Lorsque Anthony Masure parle de « l’obsolescence d’une forme, ou sa persistance à l’état de fantôme dans une autre enveloppe » il décrit bien le fait que le designer doive s’extraire du modèle mimétique d’une forme profondément installée (comme le livre papier) lorsqu’elle s’incarne dans un nouveau médium. (Dans Ipad et mimesis, 2010)
L’imaginaire visuel de la musique enregistrée se verrait alors affranchi des limites de son enveloppe finie (la pochette rectangulaire), pour embrasser les nouvelles possibilités que lui offre la matière numérique, tout en conservant son rôle primaire de projection, de visibilisation et de valorisation d’un contenu.
Il est pour cela nécessaire de penser des images polyvalentes adaptables aux différents formats solides et liquides (vinyle, CD, écran d’ordinateur et de téléphone, etc.)
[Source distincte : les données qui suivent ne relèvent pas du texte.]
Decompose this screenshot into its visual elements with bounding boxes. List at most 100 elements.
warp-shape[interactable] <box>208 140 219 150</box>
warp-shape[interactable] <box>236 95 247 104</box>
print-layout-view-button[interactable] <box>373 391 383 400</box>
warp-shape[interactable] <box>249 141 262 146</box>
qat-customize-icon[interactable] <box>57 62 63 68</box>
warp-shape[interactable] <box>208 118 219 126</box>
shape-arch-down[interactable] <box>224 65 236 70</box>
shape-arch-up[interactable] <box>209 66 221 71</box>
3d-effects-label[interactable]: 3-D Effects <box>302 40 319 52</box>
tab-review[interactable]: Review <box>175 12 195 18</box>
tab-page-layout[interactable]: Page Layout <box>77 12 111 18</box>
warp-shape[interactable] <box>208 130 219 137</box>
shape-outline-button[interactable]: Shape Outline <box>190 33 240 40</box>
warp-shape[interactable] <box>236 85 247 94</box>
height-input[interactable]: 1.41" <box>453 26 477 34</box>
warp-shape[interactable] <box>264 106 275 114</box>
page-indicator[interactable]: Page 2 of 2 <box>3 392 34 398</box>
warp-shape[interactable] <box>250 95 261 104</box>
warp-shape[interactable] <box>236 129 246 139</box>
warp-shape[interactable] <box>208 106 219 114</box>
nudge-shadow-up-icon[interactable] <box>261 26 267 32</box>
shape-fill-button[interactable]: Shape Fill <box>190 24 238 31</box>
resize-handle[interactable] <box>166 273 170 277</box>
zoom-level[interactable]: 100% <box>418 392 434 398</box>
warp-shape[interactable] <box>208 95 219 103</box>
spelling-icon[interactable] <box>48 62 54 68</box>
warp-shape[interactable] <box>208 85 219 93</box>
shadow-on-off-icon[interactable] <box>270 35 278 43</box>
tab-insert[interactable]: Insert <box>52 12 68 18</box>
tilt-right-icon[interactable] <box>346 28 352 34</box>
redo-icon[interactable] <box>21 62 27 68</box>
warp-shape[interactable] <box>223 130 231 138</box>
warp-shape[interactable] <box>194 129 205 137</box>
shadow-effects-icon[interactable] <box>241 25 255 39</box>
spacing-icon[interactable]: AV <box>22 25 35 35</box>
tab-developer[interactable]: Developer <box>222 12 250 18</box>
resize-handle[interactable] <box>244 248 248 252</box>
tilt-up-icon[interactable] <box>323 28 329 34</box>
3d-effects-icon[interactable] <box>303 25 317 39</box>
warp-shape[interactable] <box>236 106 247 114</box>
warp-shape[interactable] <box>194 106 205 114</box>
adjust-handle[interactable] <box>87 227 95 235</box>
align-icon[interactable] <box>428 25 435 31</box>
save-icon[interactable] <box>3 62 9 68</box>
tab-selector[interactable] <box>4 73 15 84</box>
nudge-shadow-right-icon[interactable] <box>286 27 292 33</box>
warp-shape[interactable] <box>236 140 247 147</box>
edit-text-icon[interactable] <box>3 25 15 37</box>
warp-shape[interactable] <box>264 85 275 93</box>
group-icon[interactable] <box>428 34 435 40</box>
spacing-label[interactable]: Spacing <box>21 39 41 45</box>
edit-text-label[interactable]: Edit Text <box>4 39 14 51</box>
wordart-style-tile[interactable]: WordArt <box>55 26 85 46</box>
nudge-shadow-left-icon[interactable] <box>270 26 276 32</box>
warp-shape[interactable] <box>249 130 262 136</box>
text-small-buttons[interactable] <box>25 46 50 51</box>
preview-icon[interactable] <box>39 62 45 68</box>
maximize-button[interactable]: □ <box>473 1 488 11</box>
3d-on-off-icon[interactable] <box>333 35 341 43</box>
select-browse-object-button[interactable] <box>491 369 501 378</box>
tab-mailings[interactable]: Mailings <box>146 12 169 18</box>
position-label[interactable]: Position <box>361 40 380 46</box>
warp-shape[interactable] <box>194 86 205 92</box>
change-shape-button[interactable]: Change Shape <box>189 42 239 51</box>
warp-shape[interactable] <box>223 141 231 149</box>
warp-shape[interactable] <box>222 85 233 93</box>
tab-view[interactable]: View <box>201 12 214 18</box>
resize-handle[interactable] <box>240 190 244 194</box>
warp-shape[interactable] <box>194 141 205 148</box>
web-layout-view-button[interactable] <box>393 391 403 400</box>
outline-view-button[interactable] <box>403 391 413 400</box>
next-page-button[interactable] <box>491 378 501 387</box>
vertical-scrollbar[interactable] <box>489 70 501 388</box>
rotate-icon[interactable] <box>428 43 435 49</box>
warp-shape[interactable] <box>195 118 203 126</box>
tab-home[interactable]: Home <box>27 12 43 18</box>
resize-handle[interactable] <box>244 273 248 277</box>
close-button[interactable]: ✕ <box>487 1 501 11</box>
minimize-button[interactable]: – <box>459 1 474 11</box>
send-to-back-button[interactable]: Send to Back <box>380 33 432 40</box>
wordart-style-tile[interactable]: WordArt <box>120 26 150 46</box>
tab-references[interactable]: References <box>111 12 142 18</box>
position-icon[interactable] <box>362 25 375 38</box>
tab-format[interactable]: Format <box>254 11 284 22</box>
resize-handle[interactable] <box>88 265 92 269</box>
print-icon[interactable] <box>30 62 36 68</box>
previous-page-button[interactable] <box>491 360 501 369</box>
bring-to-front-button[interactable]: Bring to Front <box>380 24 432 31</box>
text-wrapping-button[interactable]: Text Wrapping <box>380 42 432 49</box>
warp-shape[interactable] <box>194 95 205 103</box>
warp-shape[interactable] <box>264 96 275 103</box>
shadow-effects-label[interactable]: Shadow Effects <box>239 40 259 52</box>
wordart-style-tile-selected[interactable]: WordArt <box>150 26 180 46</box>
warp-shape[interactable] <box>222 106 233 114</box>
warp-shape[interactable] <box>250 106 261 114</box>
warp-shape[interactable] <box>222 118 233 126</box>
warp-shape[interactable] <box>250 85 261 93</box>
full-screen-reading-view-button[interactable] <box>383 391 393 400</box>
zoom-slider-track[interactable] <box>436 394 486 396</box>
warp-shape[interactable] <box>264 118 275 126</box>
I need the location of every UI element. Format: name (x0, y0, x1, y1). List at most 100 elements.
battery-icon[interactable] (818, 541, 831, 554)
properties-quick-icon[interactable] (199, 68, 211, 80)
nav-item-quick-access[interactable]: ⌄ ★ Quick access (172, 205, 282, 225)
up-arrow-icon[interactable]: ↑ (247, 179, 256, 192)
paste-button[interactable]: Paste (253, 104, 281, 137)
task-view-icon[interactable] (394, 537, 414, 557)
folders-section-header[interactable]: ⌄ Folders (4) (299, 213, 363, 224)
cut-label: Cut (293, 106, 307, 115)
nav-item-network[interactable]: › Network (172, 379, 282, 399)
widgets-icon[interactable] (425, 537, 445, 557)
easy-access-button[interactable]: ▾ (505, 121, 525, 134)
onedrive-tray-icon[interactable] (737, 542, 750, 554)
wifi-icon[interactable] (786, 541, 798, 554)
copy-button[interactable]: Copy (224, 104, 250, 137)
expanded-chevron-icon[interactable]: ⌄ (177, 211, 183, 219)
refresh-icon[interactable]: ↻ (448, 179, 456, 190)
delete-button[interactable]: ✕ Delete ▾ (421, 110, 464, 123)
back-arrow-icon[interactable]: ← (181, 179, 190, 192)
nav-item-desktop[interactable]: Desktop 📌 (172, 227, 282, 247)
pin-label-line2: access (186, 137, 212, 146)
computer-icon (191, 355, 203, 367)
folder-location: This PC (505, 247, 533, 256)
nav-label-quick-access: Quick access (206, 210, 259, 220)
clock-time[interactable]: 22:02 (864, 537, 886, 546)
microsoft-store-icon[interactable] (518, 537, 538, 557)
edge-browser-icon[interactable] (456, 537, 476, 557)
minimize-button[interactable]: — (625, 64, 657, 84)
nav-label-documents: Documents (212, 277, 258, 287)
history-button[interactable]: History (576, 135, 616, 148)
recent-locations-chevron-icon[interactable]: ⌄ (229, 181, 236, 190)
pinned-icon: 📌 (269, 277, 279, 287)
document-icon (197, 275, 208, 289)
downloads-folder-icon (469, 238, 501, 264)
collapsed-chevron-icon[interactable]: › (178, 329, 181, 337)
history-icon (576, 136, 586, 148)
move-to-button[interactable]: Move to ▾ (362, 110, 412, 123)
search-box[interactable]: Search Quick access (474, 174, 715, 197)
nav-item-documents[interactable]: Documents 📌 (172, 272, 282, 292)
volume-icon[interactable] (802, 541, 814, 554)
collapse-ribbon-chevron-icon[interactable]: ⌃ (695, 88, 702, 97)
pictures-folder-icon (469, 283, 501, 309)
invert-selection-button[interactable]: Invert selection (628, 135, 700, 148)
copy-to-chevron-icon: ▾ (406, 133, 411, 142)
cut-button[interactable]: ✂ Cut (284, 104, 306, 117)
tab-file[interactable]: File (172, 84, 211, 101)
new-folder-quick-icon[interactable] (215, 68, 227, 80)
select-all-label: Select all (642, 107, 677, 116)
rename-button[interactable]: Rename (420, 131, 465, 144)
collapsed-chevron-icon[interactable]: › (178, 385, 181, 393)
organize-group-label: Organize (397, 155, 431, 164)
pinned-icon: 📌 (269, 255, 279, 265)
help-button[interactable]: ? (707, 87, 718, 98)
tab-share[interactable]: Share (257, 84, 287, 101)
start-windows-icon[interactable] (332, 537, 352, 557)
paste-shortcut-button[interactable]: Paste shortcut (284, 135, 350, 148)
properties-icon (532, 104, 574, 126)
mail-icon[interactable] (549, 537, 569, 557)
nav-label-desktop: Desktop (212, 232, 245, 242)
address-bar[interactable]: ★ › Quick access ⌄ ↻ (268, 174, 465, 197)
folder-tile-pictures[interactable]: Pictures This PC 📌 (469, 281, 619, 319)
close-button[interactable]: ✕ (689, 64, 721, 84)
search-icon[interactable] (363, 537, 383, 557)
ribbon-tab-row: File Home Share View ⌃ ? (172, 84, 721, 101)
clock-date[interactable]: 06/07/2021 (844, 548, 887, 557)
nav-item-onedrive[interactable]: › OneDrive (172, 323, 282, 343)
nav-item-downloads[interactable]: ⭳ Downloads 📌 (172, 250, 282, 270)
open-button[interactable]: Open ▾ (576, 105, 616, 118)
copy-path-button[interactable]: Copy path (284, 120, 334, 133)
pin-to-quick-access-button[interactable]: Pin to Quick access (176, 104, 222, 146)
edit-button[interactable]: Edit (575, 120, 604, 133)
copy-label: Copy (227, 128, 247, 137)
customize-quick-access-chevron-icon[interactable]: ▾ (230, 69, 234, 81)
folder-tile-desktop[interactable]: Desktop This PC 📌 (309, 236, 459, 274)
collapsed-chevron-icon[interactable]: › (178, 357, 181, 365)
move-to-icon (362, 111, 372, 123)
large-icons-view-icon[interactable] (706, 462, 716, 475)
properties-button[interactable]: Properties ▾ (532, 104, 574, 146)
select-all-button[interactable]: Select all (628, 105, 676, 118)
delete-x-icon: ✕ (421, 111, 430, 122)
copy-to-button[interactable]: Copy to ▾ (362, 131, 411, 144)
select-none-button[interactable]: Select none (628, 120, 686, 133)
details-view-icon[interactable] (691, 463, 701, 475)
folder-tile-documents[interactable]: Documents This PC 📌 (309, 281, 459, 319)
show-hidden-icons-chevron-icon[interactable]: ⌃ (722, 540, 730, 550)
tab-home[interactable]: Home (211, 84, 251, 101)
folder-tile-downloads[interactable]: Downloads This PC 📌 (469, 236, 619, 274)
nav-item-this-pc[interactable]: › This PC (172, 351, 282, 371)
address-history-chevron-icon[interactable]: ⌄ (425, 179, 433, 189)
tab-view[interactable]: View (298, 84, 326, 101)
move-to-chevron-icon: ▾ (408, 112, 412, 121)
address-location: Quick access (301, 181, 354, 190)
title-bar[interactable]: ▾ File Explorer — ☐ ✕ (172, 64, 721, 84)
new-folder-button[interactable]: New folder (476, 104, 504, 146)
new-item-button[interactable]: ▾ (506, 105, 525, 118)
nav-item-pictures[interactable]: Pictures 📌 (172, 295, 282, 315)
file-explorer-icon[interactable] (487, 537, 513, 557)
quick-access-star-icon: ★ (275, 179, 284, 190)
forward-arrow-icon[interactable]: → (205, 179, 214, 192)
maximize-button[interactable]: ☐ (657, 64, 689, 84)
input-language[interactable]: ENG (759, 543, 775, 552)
Il est également possible, dans l’optique d’un besoin de retour à des formats tangibles et sensibles de la musique (vinyle), d’imaginer des formes hybrides qui manifestent la présence de la musique « en puissance » dans notre environnement immédiat. En empruntant au tangible et au numérique leurs qualités (facilité et tactilité), ils proposeraient des circulations alternatives de la musique. (voir disposifit technique)
Dans tous les cas l’image demeurerait un vecteur primordial de découverte et de plaisir esthétique, ainsi que témoin de l’existence d’une matière invisible.